Written in 1886, Ibsen’s infrequently revived Rosmersholm is a play of upheaval and change. The house of the Rosmer family becomes the site of a battle between the rule-bound old order and more progressive ways of living and thinking; the personal and the political intertwine.
Still mourning the death of his wife, who took her own life a year ago by drowning herself, Rosmer (Tom Burke), a former pastor and the last of his line, has lost his faith and rejected the traditions and values of his conservative family. This unsettles his uptight, judgmental brother-in-law Kroll (Giles Terera), as does the thought that Rosmer and Rebecca (Hayley Atwell), his wife’s former companion, might be having an improper relationship.
Atwell is superb as the passionate, ambitious, persuasive and complex Rebecca, a woman who knows her own heart and her own mind. She’s not painted as a manipulator, rather a woman making the most of the limited power and influence she has. She radiates intelligence and frustration, to the point that she somewhat overshadows Burke’s guilt-ridden Rosmer. Though he captures the character’s idealism, turmoil and self-questioning nature, his is quite a clipped performance.
Terera is compelling as Kroll. He all but spits the words “liberated woman” when talking about Rebecca, but he also shows us the gradually developing cracks in the character’s moral rigidity. Peter Wight injects levity into his performance as Brendel, Rosmer’s old tutor. His brief scenes liven up an otherwise dour production.
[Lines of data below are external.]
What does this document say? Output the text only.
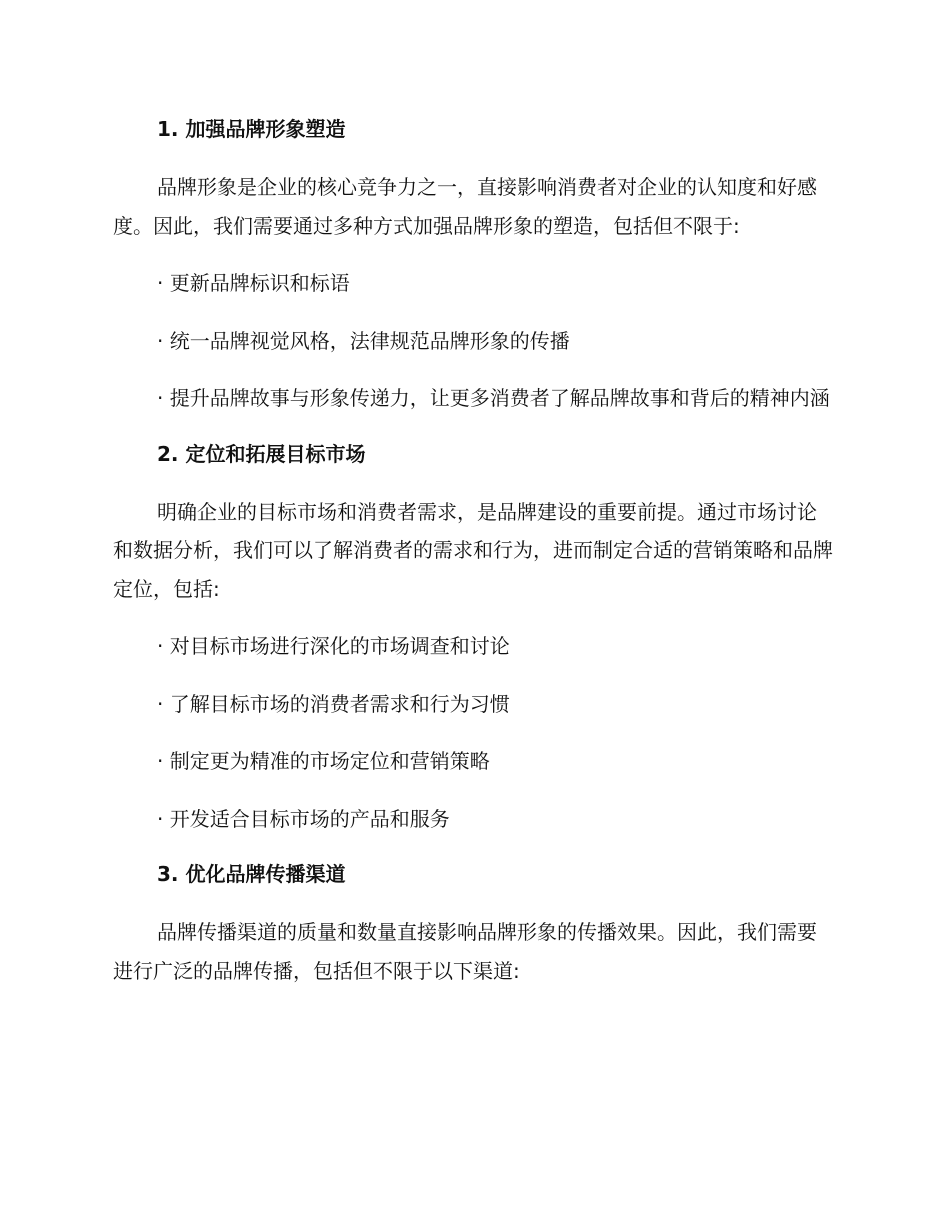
1. 加强品牌形象塑造

品牌形象是企业的核心竞争力之一，直接影响消费者对企业的认知度和好感度。因此，我们需要通过多种方式加强品牌形象的塑造，包括但不限于:

· 更新品牌标识和标语

· 统一品牌视觉风格，法律规范品牌形象的传播

· 提升品牌故事与形象传递力，让更多消费者了解品牌故事和背后的精神内涵

2. 定位和拓展目标市场

明确企业的目标市场和消费者需求，是品牌建设的重要前提。通过市场讨论和数据分析，我们可以了解消费者的需求和行为，进而制定合适的营销策略和品牌定位，包括:

· 对目标市场进行深化的市场调查和讨论

· 了解目标市场的消费者需求和行为习惯

· 制定更为精准的市场定位和营销策略

· 开发适合目标市场的产品和服务

3. 优化品牌传播渠道

品牌传播渠道的质量和数量直接影响品牌形象的传播效果。因此，我们需要进行广泛的品牌传播，包括但不限于以下渠道:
Duncan Macmillan’s lucid adaptation crystalises the play’s themes and underscores its resonance and relevance without hammering these things home. The production is beautifully designed too. Rae Smith’s magnificent set, gorgeously lit by Neil Austin, perfectly captures the faded grandeur of the Rosmer residence, a ghosted home with flaking paintwork and shrouded family portraits on its walls. As the dustsheets are taken down and the portraits revealed, the house gradually fills with life; the room reawakening as shafts of sunlight streak across the floor. Towards the end, as the sun starts to set on Rosmer and Rebecca, the whole stage looks as if it is aflame.
Rosmersholm is a bleak play about people destroyed by systems, political and social, that they cannot escape. The revival can’t help but feel timely in this regard. However, for all the turbulent emotions on display, Ian Rickson’s production feels frustratingly stiff and static. Atwell’s rich, humane performance transcends this, but it remains a rather thinky, talky production. It engages the brain without stirring the heart.